Wells Fargo profit up, faces possible $1 billion settlement
Wells Fargo's profit jumped 6 percent during the first quarter, but that may be revised following an offer by federal regulators to settle a host of investigations into the consumer banking giant at a cost of $1 billion.
Wells is navigating several investigations tied to the opening by employees of fake customer accounts, unnecessary auto insurance policies, unfair fees tied to mortgage rates and other matters. The potential $1 billion penalty, first reported by Reuters, involves the auto insurance and mortgage fee matters, according to the bank.
Wells did not say if it will pay the fine and is "unable to predict final resolution" of the matter.
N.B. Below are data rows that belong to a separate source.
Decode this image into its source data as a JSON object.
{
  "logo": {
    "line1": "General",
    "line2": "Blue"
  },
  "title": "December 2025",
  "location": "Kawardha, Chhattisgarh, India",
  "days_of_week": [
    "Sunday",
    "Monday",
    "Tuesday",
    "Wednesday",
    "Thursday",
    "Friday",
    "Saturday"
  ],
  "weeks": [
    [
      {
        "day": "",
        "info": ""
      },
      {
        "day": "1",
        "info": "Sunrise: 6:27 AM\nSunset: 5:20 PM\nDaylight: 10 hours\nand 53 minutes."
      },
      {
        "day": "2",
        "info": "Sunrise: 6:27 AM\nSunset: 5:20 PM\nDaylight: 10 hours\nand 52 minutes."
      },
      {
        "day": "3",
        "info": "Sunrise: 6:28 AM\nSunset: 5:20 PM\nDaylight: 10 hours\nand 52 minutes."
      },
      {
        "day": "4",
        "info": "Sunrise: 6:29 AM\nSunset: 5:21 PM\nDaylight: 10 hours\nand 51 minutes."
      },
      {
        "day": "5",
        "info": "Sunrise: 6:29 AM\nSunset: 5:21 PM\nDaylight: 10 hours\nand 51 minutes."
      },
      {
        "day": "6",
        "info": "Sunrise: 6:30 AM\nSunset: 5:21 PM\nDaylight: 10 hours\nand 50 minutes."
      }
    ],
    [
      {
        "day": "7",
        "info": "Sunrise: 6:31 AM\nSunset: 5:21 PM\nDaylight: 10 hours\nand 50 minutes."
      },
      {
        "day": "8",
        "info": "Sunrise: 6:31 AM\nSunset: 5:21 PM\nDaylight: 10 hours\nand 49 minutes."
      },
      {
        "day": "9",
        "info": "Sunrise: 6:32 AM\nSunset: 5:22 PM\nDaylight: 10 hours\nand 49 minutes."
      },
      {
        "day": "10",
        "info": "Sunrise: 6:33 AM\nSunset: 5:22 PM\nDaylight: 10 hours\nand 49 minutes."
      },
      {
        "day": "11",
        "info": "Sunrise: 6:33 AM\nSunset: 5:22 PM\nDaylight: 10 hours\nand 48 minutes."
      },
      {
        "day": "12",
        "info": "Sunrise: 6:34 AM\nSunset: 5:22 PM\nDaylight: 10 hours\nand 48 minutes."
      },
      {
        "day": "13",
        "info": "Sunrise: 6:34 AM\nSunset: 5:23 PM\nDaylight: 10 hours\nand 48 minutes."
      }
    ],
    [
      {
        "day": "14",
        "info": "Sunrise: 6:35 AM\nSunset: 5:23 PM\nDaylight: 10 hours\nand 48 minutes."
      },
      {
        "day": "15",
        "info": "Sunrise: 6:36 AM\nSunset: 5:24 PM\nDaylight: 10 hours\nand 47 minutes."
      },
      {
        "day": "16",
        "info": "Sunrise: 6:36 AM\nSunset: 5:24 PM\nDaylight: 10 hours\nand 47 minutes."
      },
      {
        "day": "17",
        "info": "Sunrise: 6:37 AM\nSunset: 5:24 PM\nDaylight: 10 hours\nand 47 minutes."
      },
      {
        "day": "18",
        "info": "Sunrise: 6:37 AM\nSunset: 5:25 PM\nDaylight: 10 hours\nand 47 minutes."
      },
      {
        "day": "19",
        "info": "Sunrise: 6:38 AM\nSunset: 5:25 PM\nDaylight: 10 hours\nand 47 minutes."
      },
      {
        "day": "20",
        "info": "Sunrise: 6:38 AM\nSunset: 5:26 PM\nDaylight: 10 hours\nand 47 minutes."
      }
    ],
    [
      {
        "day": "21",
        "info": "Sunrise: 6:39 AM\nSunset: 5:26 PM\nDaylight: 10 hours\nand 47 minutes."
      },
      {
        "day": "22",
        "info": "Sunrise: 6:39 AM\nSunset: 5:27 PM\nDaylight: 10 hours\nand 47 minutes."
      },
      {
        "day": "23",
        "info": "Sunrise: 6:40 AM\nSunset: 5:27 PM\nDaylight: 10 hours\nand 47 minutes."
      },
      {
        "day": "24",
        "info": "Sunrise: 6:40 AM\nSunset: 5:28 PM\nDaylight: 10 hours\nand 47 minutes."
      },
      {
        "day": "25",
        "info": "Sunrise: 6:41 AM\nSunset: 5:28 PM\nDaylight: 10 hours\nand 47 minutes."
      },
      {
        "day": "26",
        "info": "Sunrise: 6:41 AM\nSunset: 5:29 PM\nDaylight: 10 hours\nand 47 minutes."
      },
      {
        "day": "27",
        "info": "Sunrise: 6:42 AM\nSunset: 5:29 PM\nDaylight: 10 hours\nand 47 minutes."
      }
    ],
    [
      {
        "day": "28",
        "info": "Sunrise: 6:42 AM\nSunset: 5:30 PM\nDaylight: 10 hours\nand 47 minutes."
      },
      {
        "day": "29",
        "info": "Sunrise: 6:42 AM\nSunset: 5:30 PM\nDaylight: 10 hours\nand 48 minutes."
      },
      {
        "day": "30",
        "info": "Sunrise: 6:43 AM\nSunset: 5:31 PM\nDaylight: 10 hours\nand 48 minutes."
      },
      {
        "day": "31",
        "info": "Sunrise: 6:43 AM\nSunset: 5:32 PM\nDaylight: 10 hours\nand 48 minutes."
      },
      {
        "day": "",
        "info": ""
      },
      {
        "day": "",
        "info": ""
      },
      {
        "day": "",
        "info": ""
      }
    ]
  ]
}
It provided no estimate on potential costs.
Wells reported first-quarter earnings of $5.9 billion, or $1.12 per share, topping Wall Street's per-share expectations by 6 cents, according to a FactSet survey, That profit exceeds last year's $5.46 billion, or $1.03 per share, in profit.
The bank paid $1.37 billion in taxes in the first quarter, about 36 percent less than the $2.13 billion it paid last year thanks to the sweeping overhaul of the nation's tax policy by the GOP. The bank recorded a benefit of $3.35 billion last quarter due to the change.
The largest mortgage lender in the U.S. had revenue of $21.9 billion, compared with $22 billion in the first quarter of 2017. Even with interest rates rising for the past two years, Wells reported net interest income of $12.2 billion, down $86 million, or 1 percent, from the year-ago quarter.
Shares ticked down slightly in premarket trading and are up just slightly in the past 12 months. They have declined about 13 percent since the beginning of the year, a large chunk of that loss coming in early February after the Federal Reserve said it would freeze the bank's asset growth until it could demonstrate how it will prevent future scandals internally.